En Equateur, à cause des violences, les morgues débordent
Des employés en combinaison retirent les sacs mortuaires d’un conteneur au siège médico-légal de Guayaquil, l’épicentre de la violence liée au trafic de drogue en Équateur. Depuis plusieurs jours, une forte odeur de putréfaction imprègne le quartier.
« Je fume pour atténuer l’odeur »explique à l’AFP un homme sous couvert d’anonymat, tirant une bouffée de sa cigarette, alors qu’il attend dans une chaleur écrasante de récupérer la dépouille d’un proche.
Les habitants de ce quartier du principal port du pays sur la côte Pacifique, où le nombre de cadavres non identifiés ne cesse de croître en raison des violences des gangs liées au trafic de drogue, ont commencé à sentir il y a quelques jours une odeur de putréfaction. .
Cela dure depuis « environ trois ou quatre jours »» dit un vendeur de cercueils du quartier, qui tente de se protéger de l’odeur nauséabonde avec un masque, tandis que les passants et les proches ne peuvent s’empêcher de faire des gestes de dégoût.
En l’absence de données officielles, la presse locale avance le chiffre de 200 cadavres présents dans l’institut médico-légal, qui restent souvent non identifiés ou non réclamés par les proches.

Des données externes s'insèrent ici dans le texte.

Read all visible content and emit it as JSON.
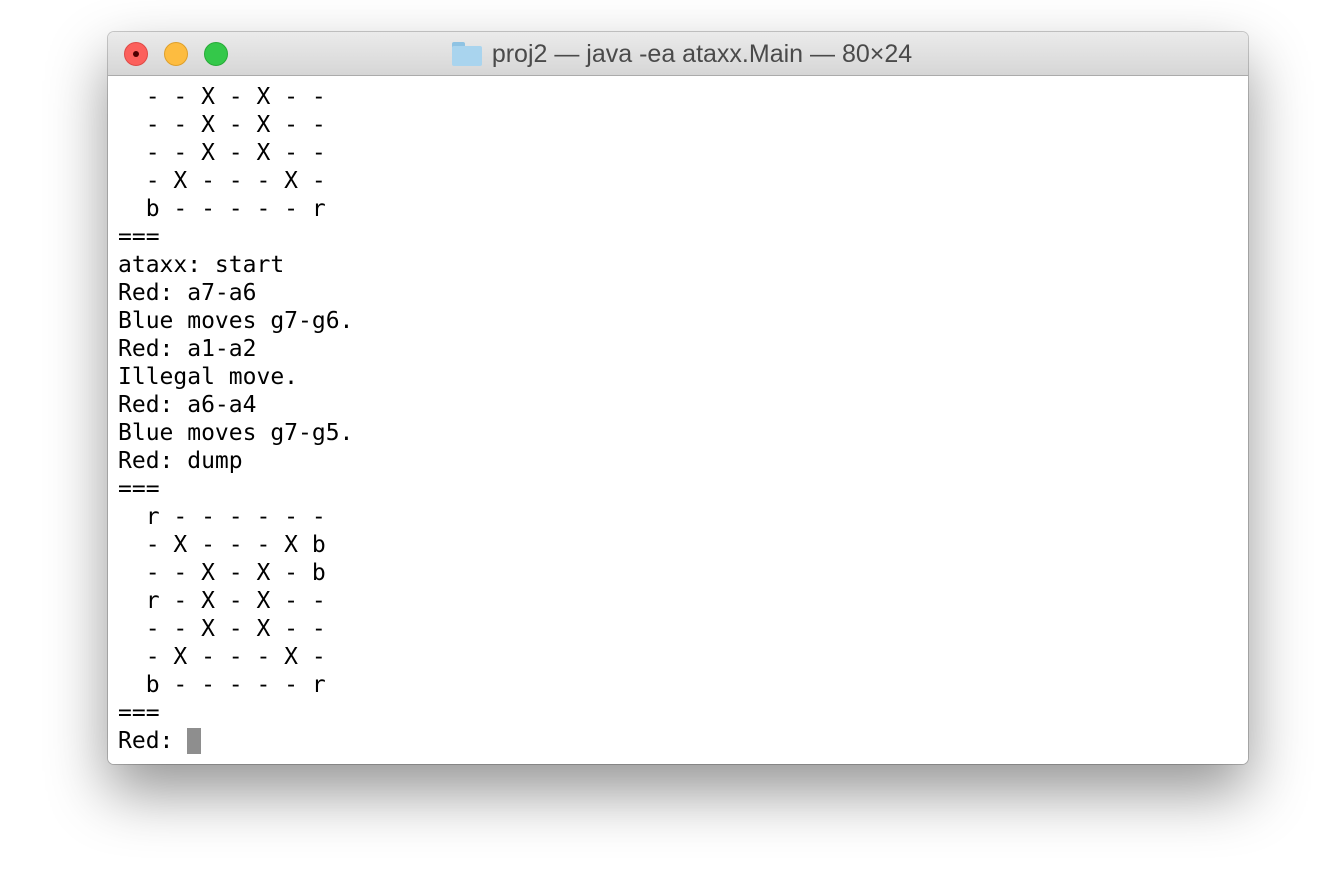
{
  "window": {
    "title": "proj2 — java -ea ataxx.Main — 80×24",
    "folder_icon": "folder-icon",
    "buttons": {
      "close": "close-button",
      "minimize": "minimize-button",
      "zoom": "zoom-button"
    }
  },
  "terminal": {
    "lines": [
      "  - - X - X - -",
      "  - - X - X - -",
      "  - - X - X - -",
      "  - X - - - X -",
      "  b - - - - - r",
      "===",
      "ataxx: start",
      "Red: a7-a6",
      "Blue moves g7-g6.",
      "Red: a1-a2",
      "Illegal move.",
      "Red: a6-a4",
      "Blue moves g7-g5.",
      "Red: dump",
      "===",
      "  r - - - - - -",
      "  - X - - - X b",
      "  - - X - X - b",
      "  r - X - X - -",
      "  - - X - X - -",
      "  - X - - - X -",
      "  b - - - - - r",
      "==="
    ],
    "prompt": "Red: "
  },
  "colors": {
    "close": "#fc605c",
    "minimize": "#fdbc40",
    "zoom": "#34c84a",
    "cursor": "#8e8e8e",
    "text": "#000000"
  }
}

Les autorités ont reconnu mardi que« En raison de l’augmentation de la violence criminelle dans le pays, il y a un plus grand nombre de cadavres non identifiés » dans les morgues de Guayaquil.

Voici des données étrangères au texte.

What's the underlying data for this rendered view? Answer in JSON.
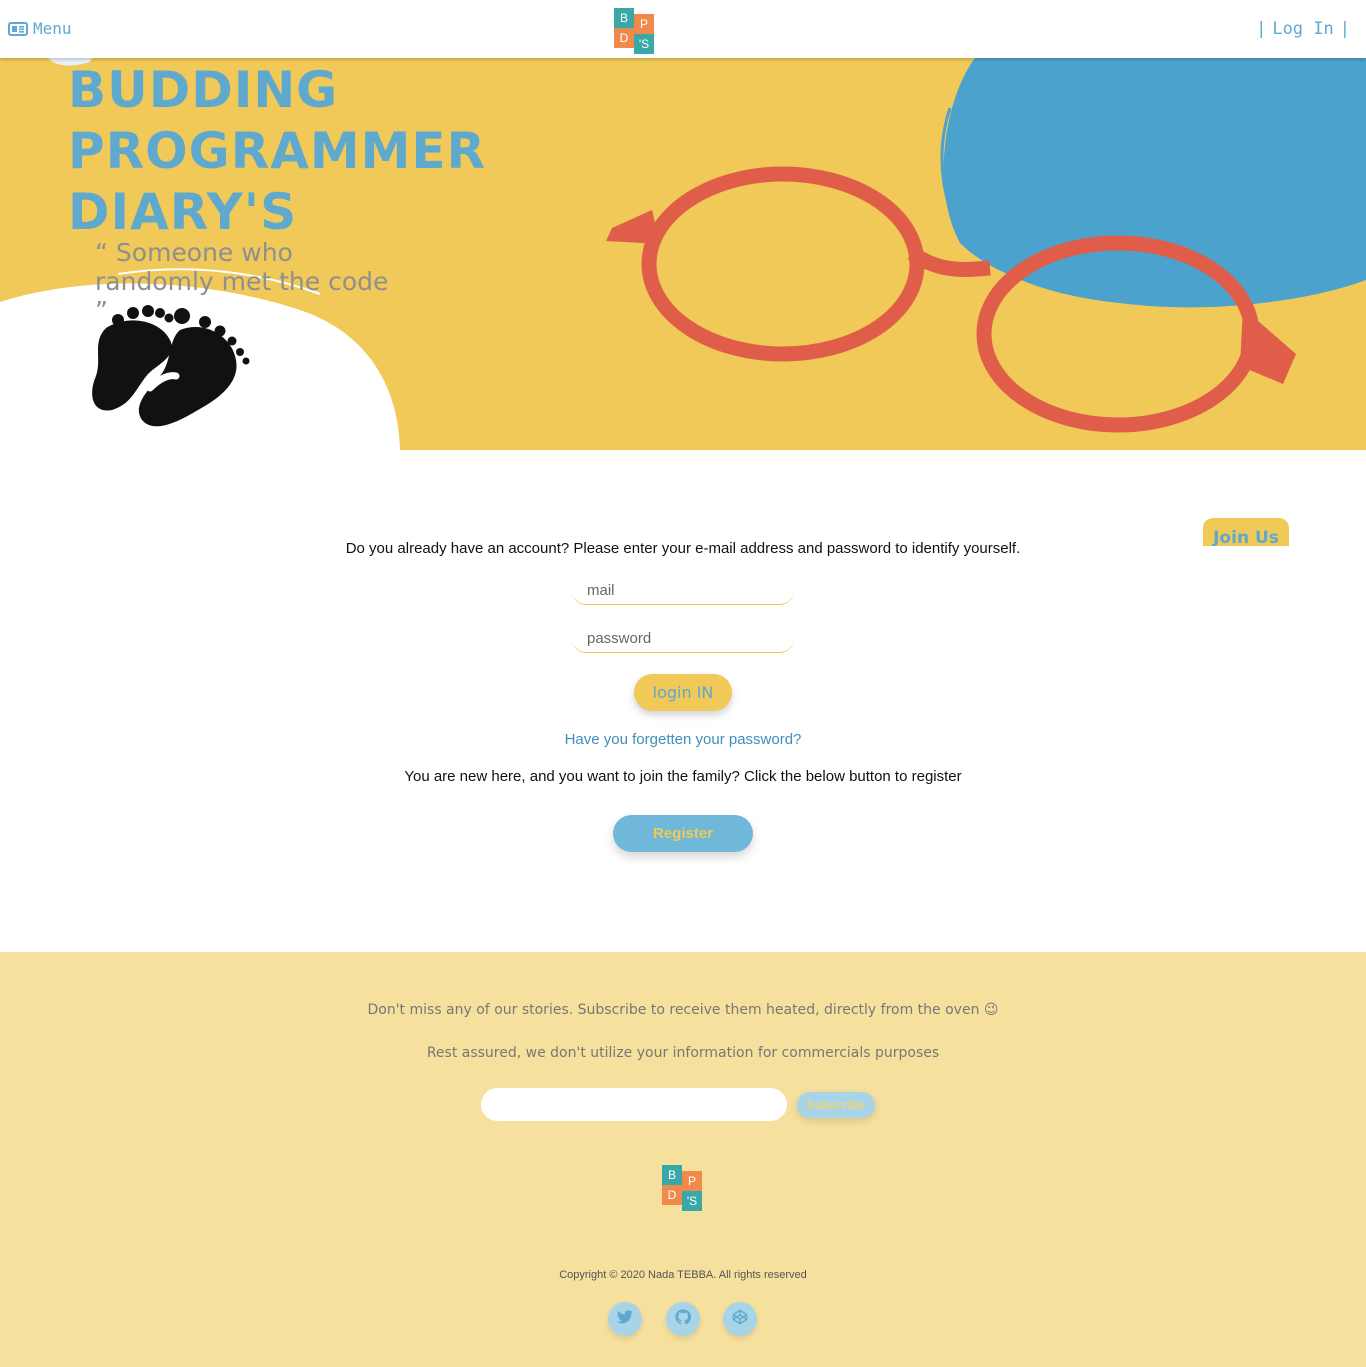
{
  "header": {
    "menu_label": "Menu",
    "login_label": "Log In",
    "logo_letters": [
      "B",
      "P",
      "D",
      "'S"
    ]
  },
  "hero": {
    "title_lines": [
      "BUDDING",
      "PROGRAMMER",
      "DIARY'S"
    ],
    "tagline": "“ Someone who randomly met the code ”"
  },
  "join_tab_label": "Join Us",
  "login": {
    "intro": "Do you already have an account? Please enter your e-mail address and password to identify yourself.",
    "mail_placeholder": "mail",
    "password_placeholder": "password",
    "button_label": "login IN",
    "forgot_label": "Have you forgetten your password?",
    "register_prompt": "You are new here, and you want to join the family? Click the below button to register",
    "register_label": "Register"
  },
  "footer": {
    "subscribe_text": "Don't miss any of our stories. Subscribe to receive them heated, directly from the oven 😉",
    "privacy_text": "Rest assured, we don't utilize your information for commercials purposes",
    "subscribe_input_value": "",
    "subscribe_button_label": "Subscribe",
    "copyright": "Copyright © 2020 Nada TEBBA. All rights reserved",
    "social_icons": [
      "twitter-icon",
      "github-icon",
      "codepen-icon"
    ]
  },
  "colors": {
    "brand_yellow": "#f0c958",
    "brand_blue": "#5fa9cf",
    "glasses_red": "#e05d4a",
    "footer_bg": "#f6e09e",
    "logo_teal": "#3aa8a8",
    "logo_orange": "#f08a4b"
  }
}
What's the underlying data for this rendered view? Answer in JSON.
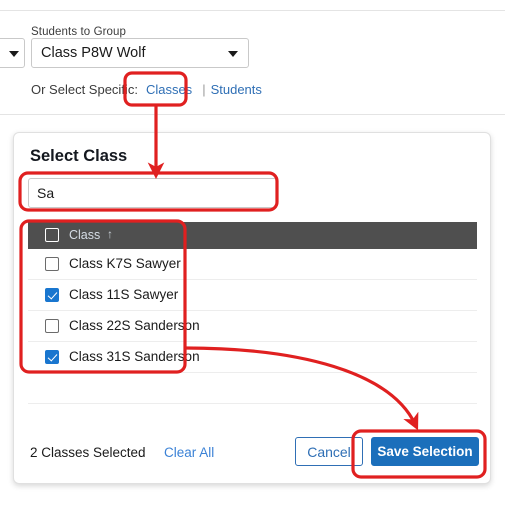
{
  "form": {
    "field_label": "Students to Group",
    "selected_class": "Class P8W Wolf",
    "or_select_prefix": "Or Select Specific:",
    "link_classes": "Classes",
    "link_separator": "|",
    "link_students": "Students"
  },
  "dialog": {
    "title": "Select Class",
    "search_value": "Sa",
    "search_placeholder": "",
    "column_header": "Class",
    "sort_indicator": "↑",
    "rows": [
      {
        "label": "Class K7S Sawyer",
        "checked": false
      },
      {
        "label": "Class 11S Sawyer",
        "checked": true
      },
      {
        "label": "Class 22S Sanderson",
        "checked": false
      },
      {
        "label": "Class 31S Sanderson",
        "checked": true
      }
    ],
    "footer": {
      "count_text": "2 Classes Selected",
      "clear_all": "Clear All",
      "cancel": "Cancel",
      "save": "Save Selection"
    }
  },
  "annotation": {
    "color": "#e02020",
    "stroke_width": 3.2,
    "shapes": [
      {
        "name": "highlight-classes-link",
        "type": "rounded-rect"
      },
      {
        "name": "highlight-search-box",
        "type": "rounded-rect"
      },
      {
        "name": "highlight-class-list",
        "type": "rounded-rect"
      },
      {
        "name": "highlight-save-button",
        "type": "rounded-rect"
      },
      {
        "name": "arrow-classes-to-search",
        "type": "arrow"
      },
      {
        "name": "arrow-list-to-save",
        "type": "curved-arrow"
      }
    ]
  },
  "colors": {
    "accent_blue": "#1b6fbb",
    "link_blue": "#2f6fb5",
    "header_bar": "#4f4f4f",
    "annotation_red": "#e02020",
    "checkbox_checked": "#1976cf"
  }
}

En plus de l’augmentation du nombre de morts, « deux conteneurs réfrigérés » est tombé en panne, ont-ils expliqué. Panne qui a provoqué une fuite de fluides corporels répugnants hors de ces mêmes conteneurs, selon des employés de la morgue, cités par la presse locale.
Sur des images obtenues par l’AFP jeudi, on peut voir certains de ces employés sortir des sacs mortuaires d’un conteneur, les placer dans des cercueils, puis enveloppés dans du plastique puis chargés dans des corbillards.
« Inconvénients »
L’institut médico-légal a simplement indiqué à l’AFP que les autorités se réunissaient pour analyser la situation.
Le bureau du gouverneur de la province de Guayas, dont la capitale est Guayaquil, a assuré avoir « réussi à résoudre » LE « les inconvénients survenus » ces derniers jours, en raison d’une panne de réfrigération des conteneurs, sans plus de précisions.
« Il y a pas mal de gens qui ont besoin de sortir (les corps), des gens qui viennent de loin »explique à l’AFP un homme de 57 ans qui a demandé à s’appeler simplement Mena.
La préfecture de la police scientifique reçoit les corps des victimes de morts violentes de Guayaquil et de la ville voisine de Duran, toutes deux secouées ces dernières années par des gangs liés au trafic de cocaïne vers l’Amérique du Nord et l’Europe.
L’Équateur a atteint un record de 47 homicides pour 100 000 habitants en 2023, contre six pour 100 000 en 2018. Environ 1 900 homicides ont été recensés au cours des quatre premiers mois de l’année, tandis que sur l’ensemble de l’année dernière, 8 004 ont été recensés.
Le niveau de violence a atteint un tel point dans ce pays autrefois considéré comme un havre de paix, que les corps apparaissent souvent criblés de balles, démembrés ou pendus à des ponts, abandonnés là par leurs bourreaux.
Face à la montée de la violence, le président équatorien Daniel Noboa a déclaré en janvier » la guerre « contre les gangs décrits comme « les terroristes »ce qui lui a permis de déployer l’armée dans les rues et les prisons pour tenter de maintenir l’ordre.
Ce n’est pas la première fois que le nombre de cadavres dépasse la capacité de la morgue de Guayaquil. Pendant la pandémie de Covid-19, les morts ont dû être entassés dans des conteneurs d’où s’échappaient également les liquides des corps en décomposition.